How long does a Fly To Fit franchisee have to de-identify the location after termination or expiration?
Fly_To_Fit Franchise · 2024 FDDAnswer from 2024 FDD Document
- 14.4 Remove Identification. Within 30 days after termination or expiration, Franchisee shall at its own expense "de-identify" the Location so that it no longer contains the Marks, signage, or any trade dress of a Fly To Fit business, to the reasonable satisfaction of Fly To Fit Franchise.
Franchisee shall comply with any reasonable instructions and procedures of Fly To Fit Franchise for de-identification.
If Franchisee fails to do so within 30 days after this Agreement expires or is terminated, Fly To Fit Franchise may enter the Location to remove the Marks and de-identify the Location.
In this event, Fly To Fit Franchise will not be charged with trespass nor be accountable or required to pay for any assets removed or altered, or for any damage caused by Fly To Fit Franchise.
Source: Item 22 — CONTRACTS (FDD page 44)
What This Means (2024 FDD)
According to Fly To Fit's 2024 Franchise Disclosure Document, a franchisee has 30 days to de-identify their location after the termination or expiration of their franchise agreement. This de-identification process involves removing all Fly To Fit marks, signage, and trade dress from the location to the reasonable satisfaction of Fly To Fit. The franchisee is responsible for covering the expenses associated with this de-identification.
If the franchisee fails to de-identify the location within the specified 30-day period, Fly To Fit has the right to enter the location and remove the marks and de-identify the location themselves. In such cases, the franchisee will not be able to claim trespass or hold Fly To Fit accountable for any assets removed, altered, or any damages caused during the de-identification process.

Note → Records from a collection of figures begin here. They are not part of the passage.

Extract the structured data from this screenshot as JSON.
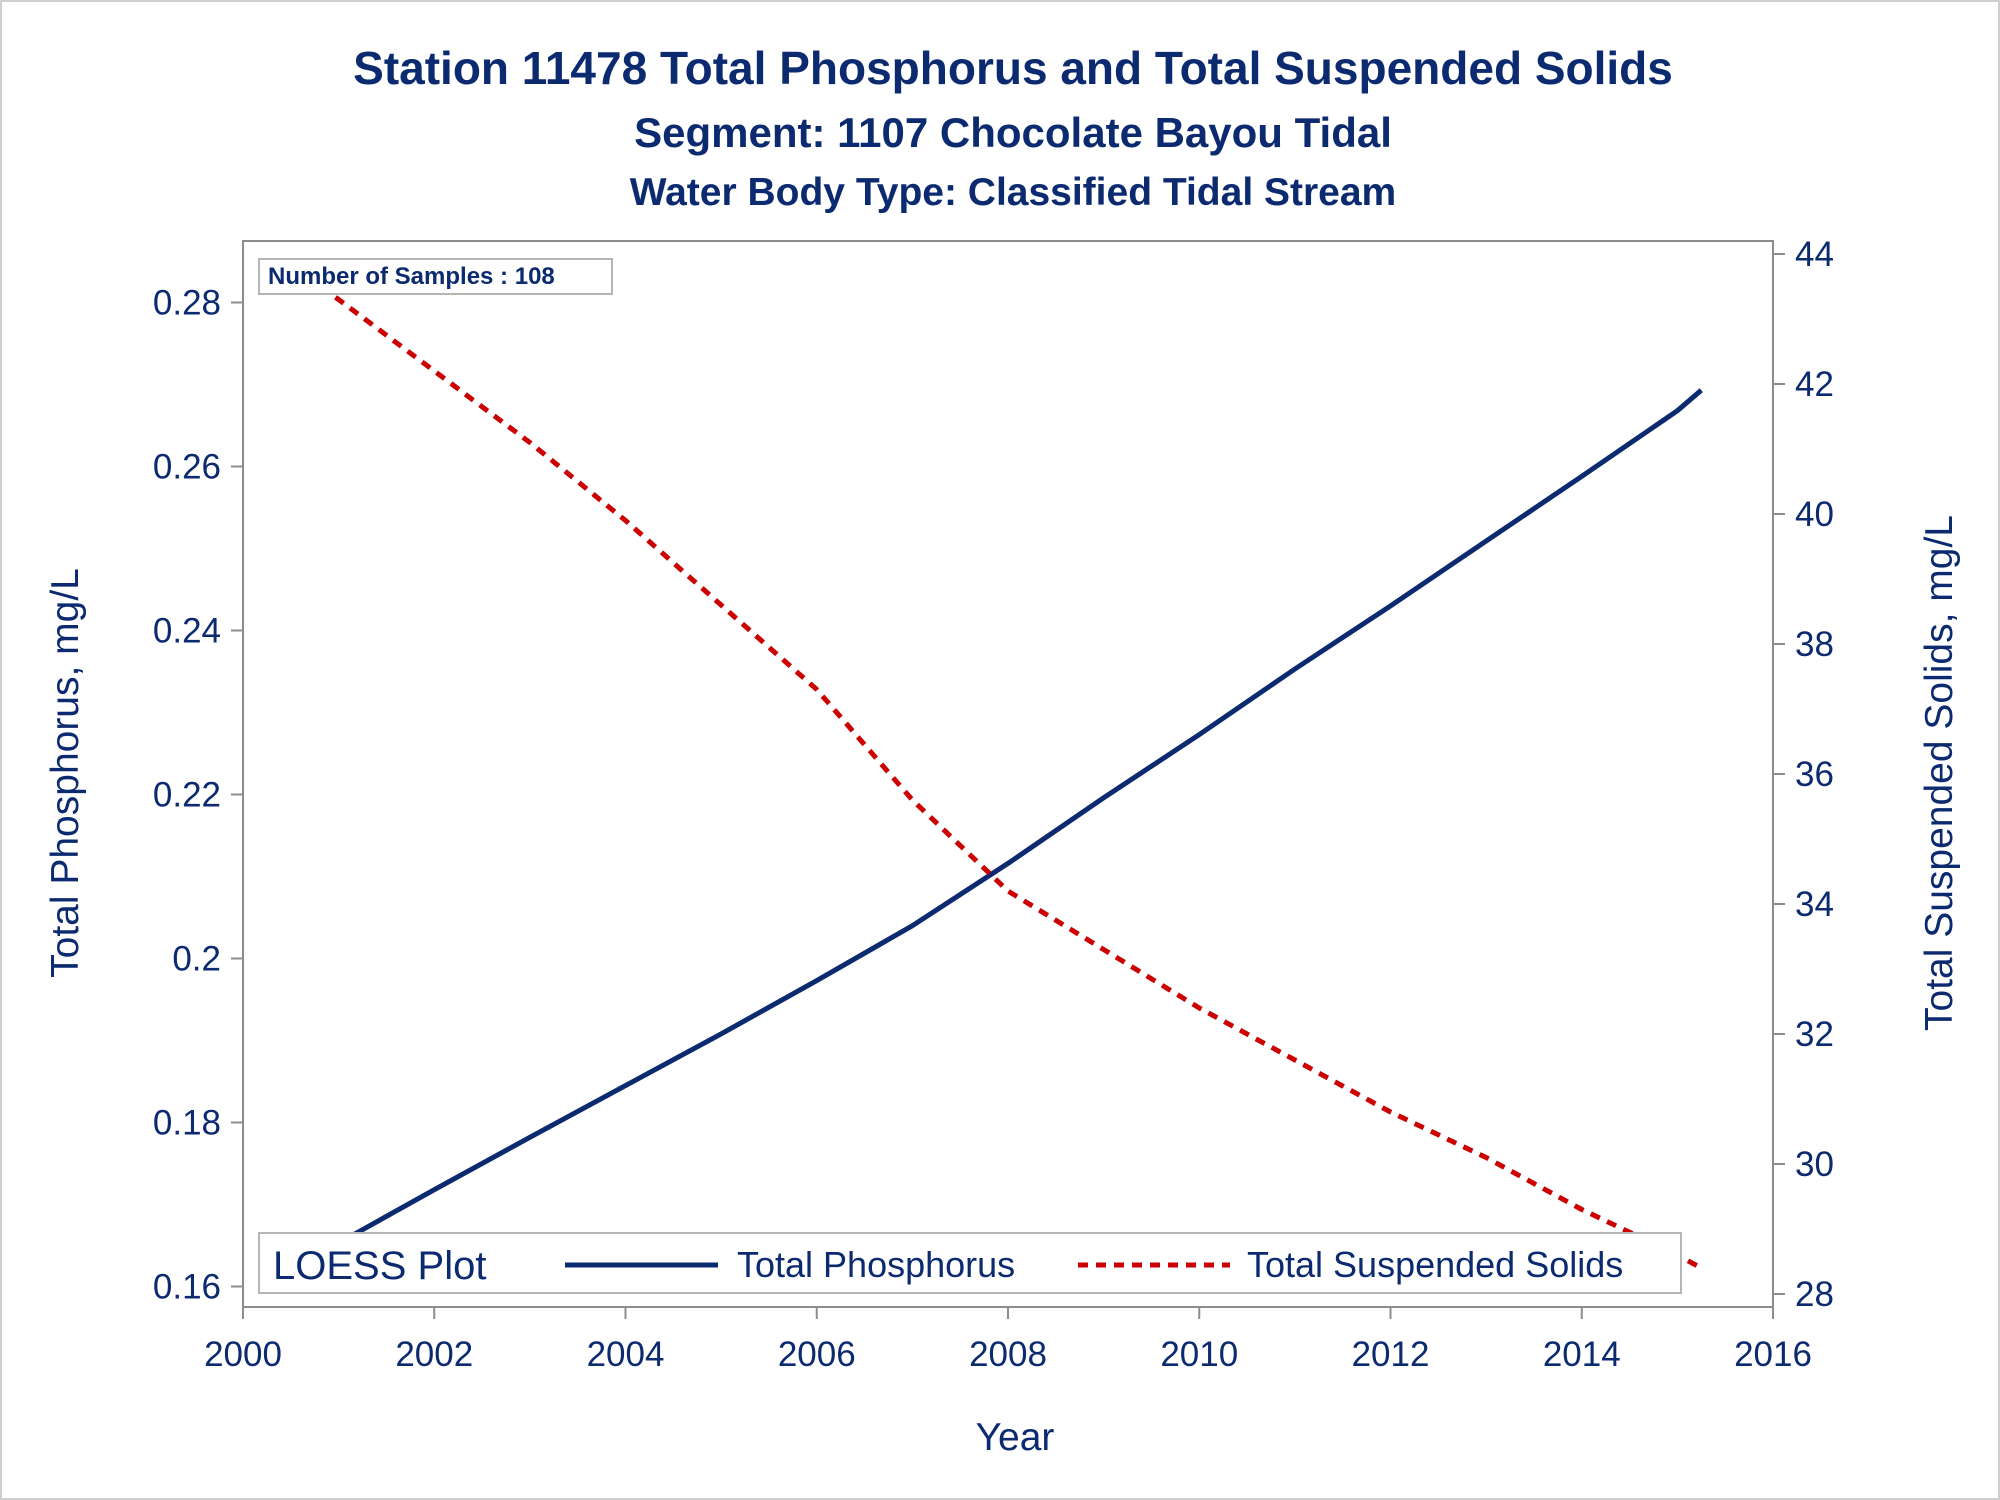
{
  "chart_data": {
    "type": "line",
    "title": "Station 11478  Total Phosphorus and Total Suspended Solids",
    "subtitle": "Segment: 1107  Chocolate Bayou Tidal",
    "subtitle2": "Water Body Type: Classified Tidal Stream",
    "xlabel": "Year",
    "ylabel": "Total Phosphorus, mg/L",
    "y2label": "Total Suspended Solids, mg/L",
    "xlim": [
      2000,
      2016
    ],
    "ylim": [
      0.1575,
      0.2875
    ],
    "y2lim": [
      27.8,
      44.2
    ],
    "x_ticks": [
      "2000",
      "2002",
      "2004",
      "2006",
      "2008",
      "2010",
      "2012",
      "2014",
      "2016"
    ],
    "y_ticks": [
      "0.16",
      "0.18",
      "0.2",
      "0.22",
      "0.24",
      "0.26",
      "0.28"
    ],
    "y2_ticks": [
      "28",
      "30",
      "32",
      "34",
      "36",
      "38",
      "40",
      "42",
      "44"
    ],
    "annotation": "Number of Samples : 108",
    "legend": {
      "title": "LOESS Plot",
      "placement": "bottom-inside",
      "entries": [
        "Total Phosphorus",
        "Total Suspended Solids"
      ]
    },
    "grid": false,
    "colors": {
      "phosphorus": "#0b2a6f",
      "tss": "#cc0000",
      "text": "#0b2a6f",
      "axis": "#8c8c8c"
    },
    "series": [
      {
        "name": "Total Phosphorus",
        "axis": "left",
        "style": "solid",
        "x": [
          2000.5,
          2001,
          2002,
          2003,
          2004,
          2005,
          2006,
          2007,
          2008,
          2009,
          2010,
          2011,
          2012,
          2013,
          2014,
          2015,
          2015.25
        ],
        "y": [
          0.1608,
          0.1653,
          0.1718,
          0.1782,
          0.1845,
          0.1908,
          0.1973,
          0.204,
          0.2116,
          0.2196,
          0.2273,
          0.2353,
          0.243,
          0.2509,
          0.2588,
          0.2668,
          0.2693
        ]
      },
      {
        "name": "Total Suspended Solids",
        "axis": "right",
        "style": "dashed",
        "x": [
          2000.5,
          2001,
          2002,
          2003,
          2004,
          2005,
          2006,
          2007,
          2008,
          2009,
          2010,
          2011,
          2012,
          2013,
          2014,
          2015,
          2015.25
        ],
        "y": [
          43.8,
          43.3,
          42.2,
          41.1,
          39.9,
          38.6,
          37.3,
          35.6,
          34.2,
          33.3,
          32.4,
          31.6,
          30.8,
          30.1,
          29.3,
          28.6,
          28.4
        ]
      }
    ]
  }
}
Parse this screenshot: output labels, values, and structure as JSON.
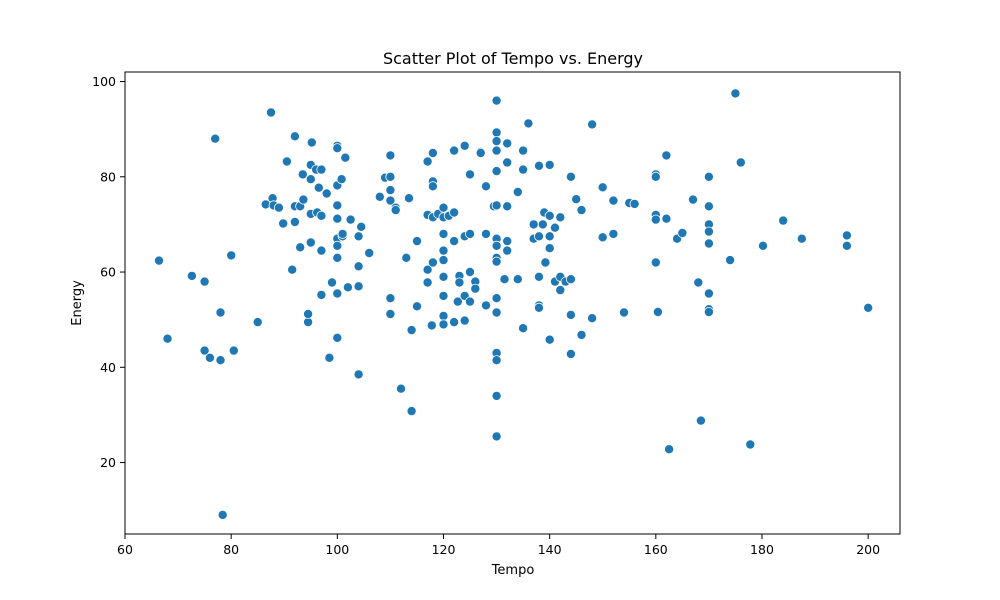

This clause ensures that upon termination or expiration of the franchise agreement, the Fly To Fit brand is protected, and there is no confusion among customers. It is a fairly standard practice in franchising to require franchisees to de-identify their locations to protect the brand's image and prevent any association with a former franchisee. Franchisees should factor in these potential de-identification costs when considering the overall financial implications of the franchise.